Higher yield doesn’t mean stronger demand 

A similar tension emerges when you look at yield rate. The challenge with yield rate is that the students who want you most—and therefore yield at the highest rates—are often the students you may want least. Meanwhile, the students you most want typically have more options and yield at lower rates.  

As such, one surefire way to increase yield would be to simply stop pursuing your most coveted students, which would, of course, be counterproductive. Compounding the issue, meaningful enrollment growth typically requires significant application and admit growth. As admits expand, the denominator in the yield calculation increases—making it even harder to raise yield. In many cases, a declining yield rate is simply the math of enrollment growth

Again, elite institutions have been able to drive gains in yield, but for the other 90% of institutions, yield rate has declined consistently over time. It’s important to note also that among elite institutions, on average, more than 38% of enrolled students were reported as admitted through some type of early decision program, making it easier to drive down admit rates and increase yield rates. 

  • Resource Card: The takeaway

    The takeaway

    Efforts to grow enrollment and shape the class often put downward pressure on yield. This is why benchmarking yield in isolation can be misleading without a clearer view of student mix, growth strategy, and market position. Yield also depends on how well institutions are targeting and engaging the students they most want to enroll.

Rising discount rates aren’t inherently a red flag 

Finally, let’s look to discount rate. To an outside observer, an increasing discount rate appears very alarming. In practice, the story is more nuanced.  

Schools increase tuition to generate incremental net tuition revenue from returning students. In turn, a marginal increase in discount rate helps blunt the impact for new incoming students. As long as the relative lift in discount rate does not exceed the relative increase in tuition, an increase in discount rate does not mean a decrease in net tuition revenue.  
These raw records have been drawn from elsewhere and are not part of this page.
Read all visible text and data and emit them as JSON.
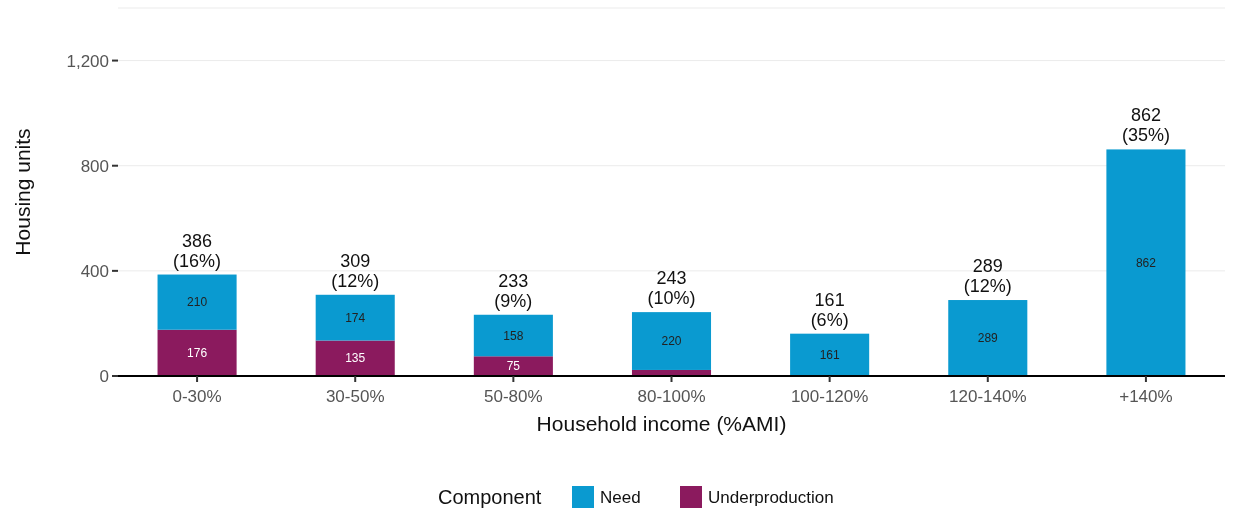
{
  "chart_data": {
    "type": "bar",
    "stacked": true,
    "xlabel": "Household income (%AMI)",
    "ylabel": "Housing units",
    "legend_title": "Component",
    "legend": "bottom",
    "grid": "y",
    "categories": [
      "0-30%",
      "30-50%",
      "50-80%",
      "80-100%",
      "100-120%",
      "120-140%",
      "+140%"
    ],
    "series": [
      {
        "name": "Underproduction",
        "color": "#8b1a5e",
        "values": [
          176,
          135,
          75,
          23,
          0,
          0,
          0
        ],
        "value_labels": [
          "176",
          "135",
          "75",
          null,
          null,
          null,
          null
        ]
      },
      {
        "name": "Need",
        "color": "#0a9ad0",
        "values": [
          210,
          174,
          158,
          220,
          161,
          289,
          862
        ],
        "value_labels": [
          "210",
          "174",
          "158",
          "220",
          "161",
          "289",
          "862"
        ]
      }
    ],
    "totals": [
      "386\n(16%)",
      "309\n(12%)",
      "233\n(9%)",
      "243\n(10%)",
      "161\n(6%)",
      "289\n(12%)",
      "862\n(35%)"
    ],
    "ylim": [
      0,
      1400
    ],
    "yticks": [
      0,
      {
        "value": 400,
        "label": "400"
      },
      {
        "value": 800,
        "label": "800"
      },
      {
        "value": 1200,
        "label": "1,200"
      },
      {
        "value": 1400,
        "label": null
      }
    ]
  }
}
If aid packages become too lean in pursuit of a lower discount rate, some students simply won’t enroll—and you risk losing the entire tuition stream. And in today’s challenging market, you don’t have to miss by much to miss by a lot. As you can see in the chart below, even elite institutions are not immune to increases in discount rate as tuition rises over time.    

  • Resource Card: The takeaway

    The takeaway

    Modest increases in discount rate are necessary to sustain enrollment and revenue in a competitive market. Financial aid optimization modeling can help institutions test pricing and discount scenarios to balance access, class shape, and net tuition revenue.

Rethinking how we measure and inflect enrollment success 

All of this is not to say that admit, yield, and discount rates don’t matter. Rather, in pursuing them, enrollment leaders need to help others understand the underlying dynamics of the rates and the gravitational forces that govern them.  

Enrollment management is fundamentally about trade-offs. The institutions that succeed over time stay focused on the true objective, sustainable net tuition revenue aligned with mission, and treat interim rates as signals to interpret, not goals to chase. 

Doing that well requires more than tracking individual metrics. It requires a more integrated view of enrollment strategy, one that brings together market insight, marketing and recruitment strategy, analytics, and financial modeling to drive better outcomes in an increasingly complex environment.